> The forcible transfer of wealth is almost entirely
> in the opposite direction.
How amusing the idea that the rich are having their wealth stolen when they exploited virtually everyone below them to steal their wealth from the labour of their workers!
> The top 5% pay half of all taxes, and the bottom 50% pay none.
I'm guessing that is the way in the US, in the UK even the bottom people shell out a good 33% in income tax, then you can add VAT of 17.5% on top of that when they come to spend their money..
> you can buy a small $50,000 home in a rural area, and
> pay for it at minimum wage.
I'm guessing again this is the US, if so your very much more fortunate than us in the UK, where your need $200,000 to buy a single room flat if your lucky.
3 miles from me where I grew up as a kid, you can buy a nice 5 bedroom home for some $5 million, which in my day 30 years ago cost only $4,000 to buy.
> Why the hell am I making minimum wage
A good question, but sadly at least in the UK, the majority of jobs are very low paid.
(A good example comes from someone I know who works in a department with a private company that has a staff of 14, the manager is on a salary of $900,000 whilst those under him who do the actual grunt work are being paid $30,000, seems a little inbalanced to me..)
Locally where I am, people are being paid as little as $2,000 a year. (Granted they are illegal immigrants, but still, you can see how far away they are from the property ladder.)
> results in crappy neighborhoods where nothing is
> maintained and crime is sky-high
I know what you mean, having lived on those myself, they are truely awful, and a result I believe of a lack of enough police/cops on the street and a williness to put/keep people in prison for crimes.
But... nowdays, even the private housing places are becoming as bad..
But I don't think the level of crime is related to the fact that the rents are just lower, its more that the housing estates are full of the unemployed and criminals.
If you gave everyone jobs and stuck the criminals in prison, the place would be just like the high price private rental places
Next we'll be blaming the architecture..
> if a company offers low wages, the
> best workers will go to another employer;
Trouble is, that doesn't work well in practice, everyone offers low wages!
And with high unemployement, there is always someone else to fill your place should you decide your not paid enough..
(Hence my thought that high unemployment is actually welcomed by businesses as it gives them leverage in keeping wages low..)
> if a landlord charges exorbitant rents, renters will
> rent elsewhere and the landlord will lose money
Not if you maintain a monopoly of keeping rents high, and available rented stock low.
I reckon I could rent out places to people at $200 a month and not lose money, yet the cheapest your find anywhere around here is $900 a month.
Even charities aren't renting places cheaper than market prices!
I'd really love to know why landlords aren't..
> Depends on what you mean by the term "Stealing"
Unfairly exploiting, not giving a fair wage for a fair days work, eg. if the manager gets $900k, and the workers get $30k, and the shareholders get a fat slice, it seems the workers are having their wealth stolen..
>, and what you mean by "Rich"
Worth $1 million+ (Most of the rich people I know are worth $20 million+ and have their money invested in property which they rent out for an income, without needing to do any real work themselves.)
>, and "Poor."
Have no savings and live hand to mouth in rented property, though you might also include the lower and middleclass poor who slave all their lives to pay off the mortgage..
> but you discover upon talking with various people that in
> many cases the words mean different things to different people.
Agreed, it can take many too and fro to figure out what someone means by what they are saying. (And I notice the most common reason people argue, not because they disagree, but because they don't understand each other, they can even disagree even though they are saying the same thing!)
> The fact that they choose not
Perhaps that is one of the key differences between the US and UK, in that in the US you can choose (Though whats up with all those defaulted mortgages causing the credit crunch..), in the UK there is a lack of choice.
Eg.
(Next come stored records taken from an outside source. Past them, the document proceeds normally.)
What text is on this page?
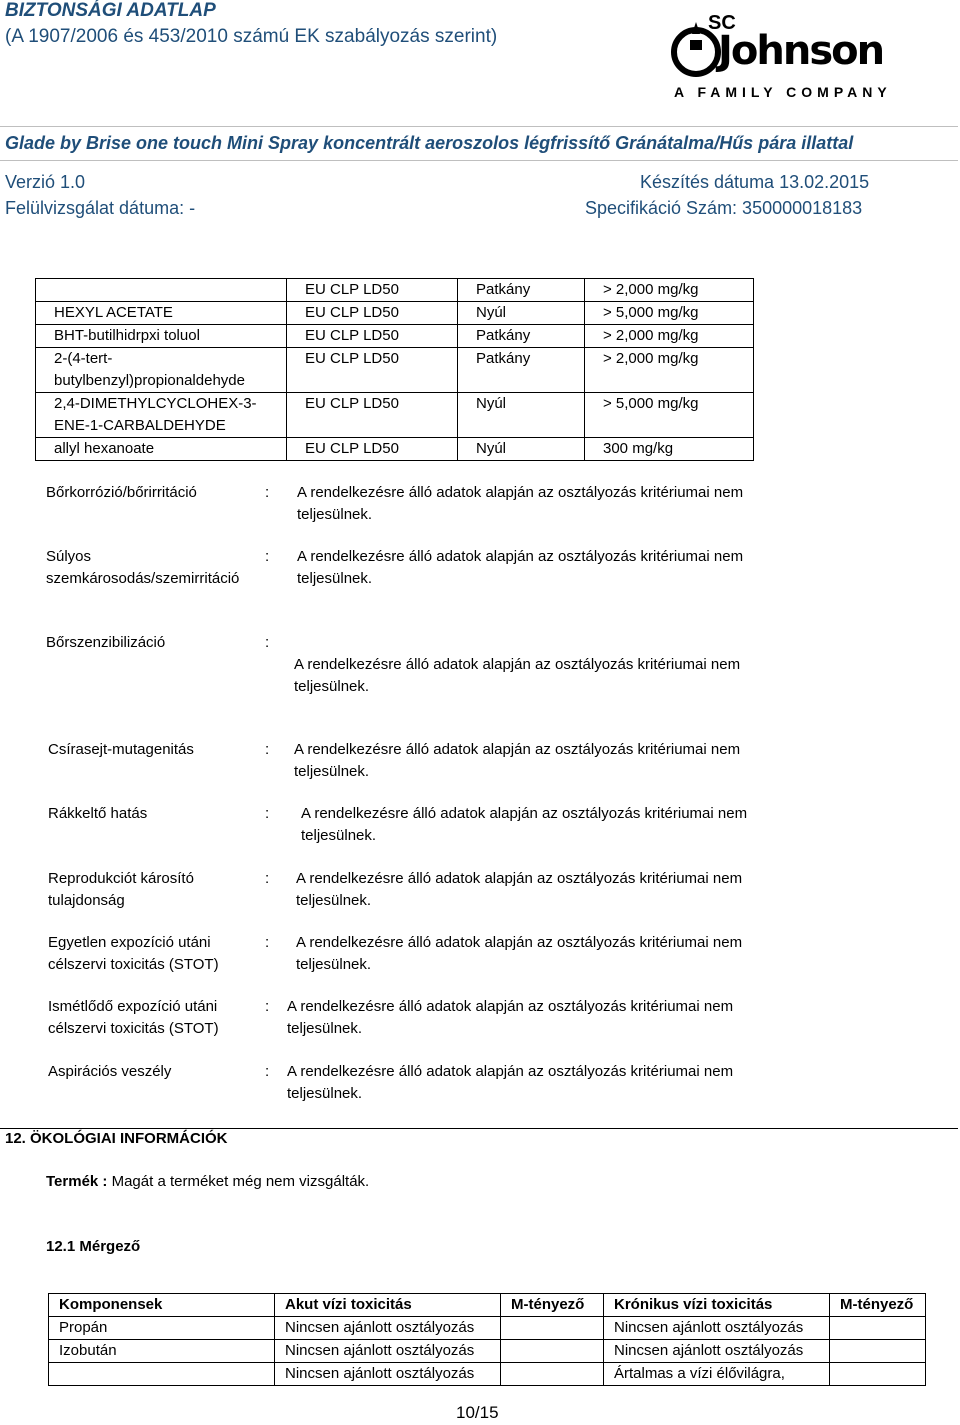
BIZTONSÁGI ADATLAP
(A 1907/2006 és 453/2010 számú EK szabályozás szerint)
SC
Johnson
A FAMILY COMPANY
Glade by Brise one touch Mini Spray koncentrált aeroszolos légfrissítő Gránátalma/Hűs pára illattal
Verzió 1.0	Készítés dátuma 13.02.2015
Felülvizsgálat dátuma: -	Specifikáció Szám: 350000018183
	EU CLP LD50	Patkány	> 2,000 mg/kg
HEXYL ACETATE	EU CLP LD50	Nyúl	> 5,000 mg/kg
BHT-butilhidrpxi toluol	EU CLP LD50	Patkány	> 2,000 mg/kg
2-(4-tert-butylbenzyl)propionaldehyde	EU CLP LD50	Patkány	> 2,000 mg/kg
2,4-DIMETHYLCYCLOHEX-3-ENE-1-CARBALDEHYDE	EU CLP LD50	Nyúl	> 5,000 mg/kg
allyl hexanoate	EU CLP LD50	Nyúl	300 mg/kg
Bőrkorrózió/bőrirritáció	: A rendelkezésre álló adatok alapján az osztályozás kritériumai nem teljesülnek.
Súlyos szemkárosodás/szemirritáció
: A rendelkezésre álló adatok alapján az osztályozás kritériumai nem teljesülnek.
Bőrszenzibilizáció	:
A rendelkezésre álló adatok alapján az osztályozás kritériumai nem teljesülnek.
Csírasejt-mutagenitás	: A rendelkezésre álló adatok alapján az osztályozás kritériumai nem teljesülnek.
Rákkeltő hatás	: A rendelkezésre álló adatok alapján az osztályozás kritériumai nem teljesülnek.
Reprodukciót károsító tulajdonság
: A rendelkezésre álló adatok alapján az osztályozás kritériumai nem teljesülnek.
Egyetlen expozíció utáni célszervi toxicitás (STOT)
: A rendelkezésre álló adatok alapján az osztályozás kritériumai nem teljesülnek.
Ismétlődő expozíció utáni célszervi toxicitás (STOT)
: A rendelkezésre álló adatok alapján az osztályozás kritériumai nem teljesülnek.
Aspirációs veszély	: A rendelkezésre álló adatok alapján az osztályozás kritériumai nem teljesülnek.
12. ÖKOLÓGIAI INFORMÁCIÓK
Termék : Magát a terméket még nem vizsgálták.
12.1 Mérgező
Komponensek	Akut vízi toxicitás	M-tényező	Krónikus vízi toxicitás	M-tényező
Propán	Nincsen ajánlott osztályozás		Nincsen ajánlott osztályozás	
Izobután	Nincsen ajánlott osztályozás		Nincsen ajánlott osztályozás	
	Nincsen ajánlott osztályozás		Ártalmas a vízi élővilágra,	
10/15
Take my position for example, we are on double the minumn wage, live in the cheapest to rent place possible, our savings per year would be around $4,000 (As long as the rent doesn't go up again... its already $11,000 a year for a single room of 116 square feet, it went up 11% last month and due to go up again at the end of the year.) so it would take us more than a lifetime to save up to buy the cheapest property available in the UK!
If you could fit 8 people on minumn wage into a single roomed flat, then you could buy it on a mortage..
> but if other people choose to spend their money foolishly
Its not like they have much of a choice, high rents, mortgage maybe, else its living on the streets. As if the millions of people on low wages could just go out and get a better paid job tomorrow..
> stealing in my mind is when it is compulsory, you know, like
> when the government takes your money whether you like it or not
I think its just as bad, and the same thing under another name/method.
> (sorry about the length. I could go on for hours.)
Same
But someone somewhere might learn something during the exchange. (I'm hopeful to at least learn what I can better in my desire to provide low cost housing for the poor and what problems might be expected in attempting/doing that.)